Co-authored-by: Dr JCai <jingxiao.cai@gmail.com>
Co-authored-by: anyech <8743351+anyech@users.noreply.github.com>
---
 CHANGELOG.md                      |  1 +
 src/agents/tools/pdf-tool.test.ts | 85 +++++++++++++++++++++++++++++++
 src/agents/tools/pdf-tool.ts      | 16 ++++--
 3 files changed, 99 insertions(+), 3 deletions(-)
diff --git a/CHANGELOG.md b/CHANGELOG.md
index 2b6706401fe..2519c3f2fe3 100644
--- a/CHANGELOG.md
+++ b/CHANGELOG.md
@@ -111,6 +111,7 @@ Docs: https://docs.openclaw.ai
 ### Fixes
 
 - Google Meet/Voice Call: wait longer before playing PIN-derived Twilio DTMF for Meet dial-in prompts and retire stale delegated phone sessions instead of reusing completed calls.
+- PDF/Codex: include extraction-fallback instructions for `openai-codex/*` PDF tool requests so Codex Responses receives its required system prompt. Fixes #77872. Thanks @anyech.
 - Onboard/channels: recover externalized channel plugins from stale `channels.<id>` config by falling back to `ensureChannelSetupPluginInstalled` via the trusted catalog when the plugin is missing on disk, so leftover `appId`/token entries no longer dead-end onboard with "<channel> plugin not available." (#78328) Thanks @sliverp.
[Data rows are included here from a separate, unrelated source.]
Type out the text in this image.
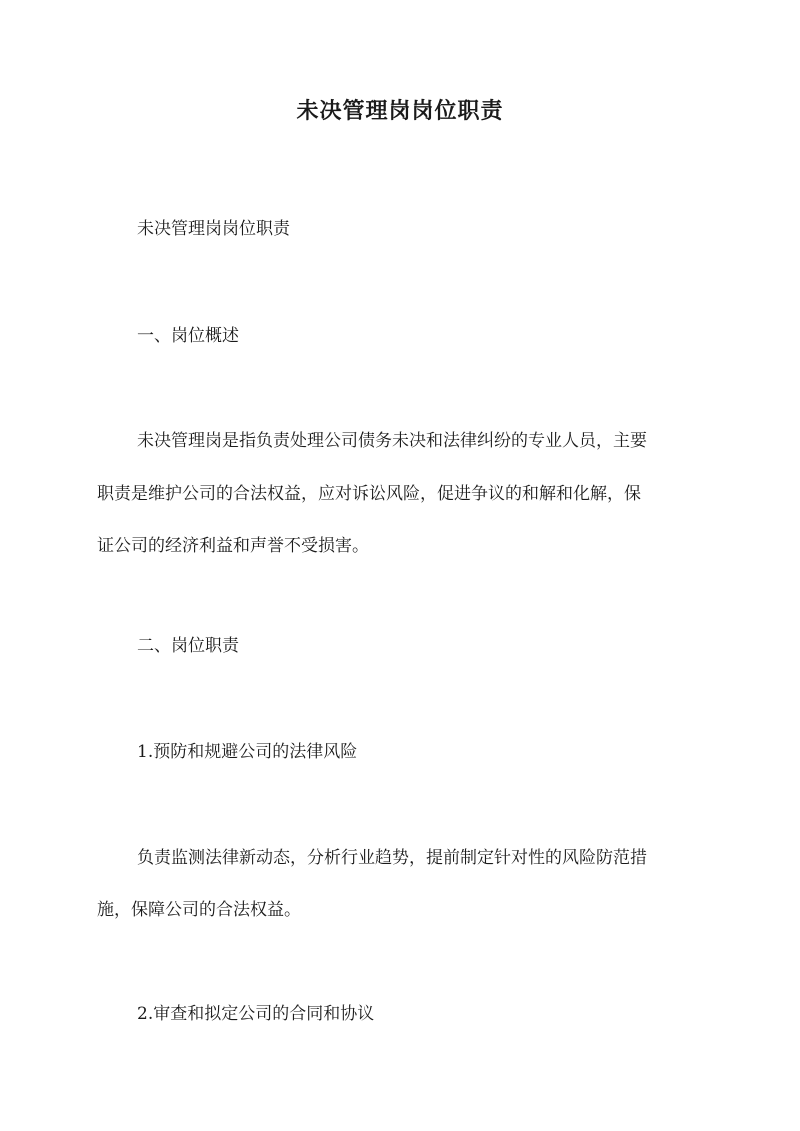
未决管理岗岗位职责
未决管理岗岗位职责
一、岗位概述
未决管理岗是指负责处理公司债务未决和法律纠纷的专业人员，主要
职责是维护公司的合法权益，应对诉讼风险，促进争议的和解和化解，保
证公司的经济利益和声誉不受损害。
二、岗位职责
1.预防和规避公司的法律风险
负责监测法律新动态，分析行业趋势，提前制定针对性的风险防范措
施，保障公司的合法权益。
2.审查和拟定公司的合同和协议
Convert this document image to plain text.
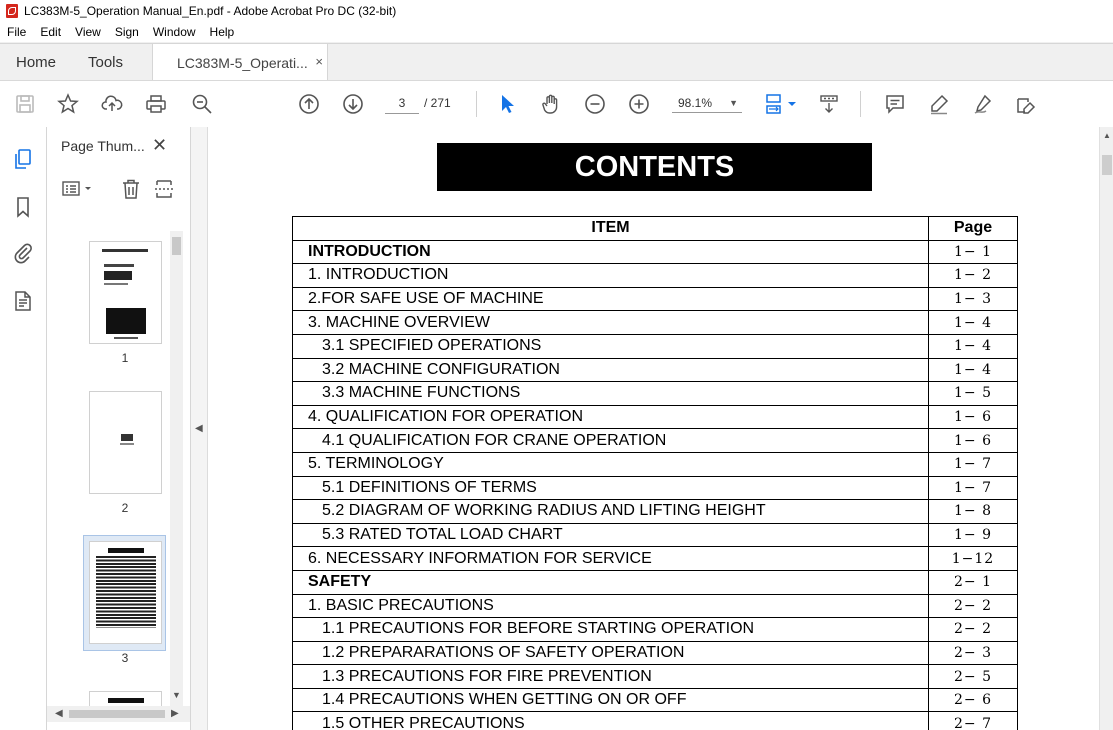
LC383M-5_Operation Manual_En.pdf - Adobe Acrobat Pro DC (32-bit)
File	Edit	View	Sign	Window	Help
Home Tools	LC383M-5_Operati... ×
3	/ 271	98.1% ▼
Page Thum... ✕
1
2
3
▼
◀	▶
◀
CONTENTS
ITEM	Page
INTRODUCTION	1− 1
1. INTRODUCTION	1− 2
2.FOR SAFE USE OF MACHINE	1− 3
3. MACHINE OVERVIEW	1− 4
3.1 SPECIFIED OPERATIONS	1− 4
3.2 MACHINE CONFIGURATION	1− 4
3.3 MACHINE FUNCTIONS	1− 5
4. QUALIFICATION FOR OPERATION	1− 6
4.1 QUALIFICATION FOR CRANE OPERATION	1− 6
5. TERMINOLOGY	1− 7
5.1 DEFINITIONS OF TERMS	1− 7
5.2 DIAGRAM OF WORKING RADIUS AND LIFTING HEIGHT	1− 8
5.3 RATED TOTAL LOAD CHART	1− 9
6. NECESSARY INFORMATION FOR SERVICE	1−12
SAFETY	2− 1
1. BASIC PRECAUTIONS	2− 2
1.1 PRECAUTIONS FOR BEFORE STARTING OPERATION	2− 2
1.2 PREPARARATIONS OF SAFETY OPERATION	2− 3
1.3 PRECAUTIONS FOR FIRE PREVENTION	2− 5
1.4 PRECAUTIONS WHEN GETTING ON OR OFF	2− 6
1.5 OTHER PRECAUTIONS	2− 7
▲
 - Codex/app-server: forward the OpenClaw workspace bootstrap block through Codex `developerInstructions` instead of `config.instructions`, so persona/style guidance reaches the behavior-shaping app-server lane. Fixes #77363. Thanks @lonexreb.
 - CLI/infer: pass minimal instructions to local `openai-codex/*` model probes and surface provider error details when `infer model run` returns no text. Fixes #76464. Thanks @lilesjtu.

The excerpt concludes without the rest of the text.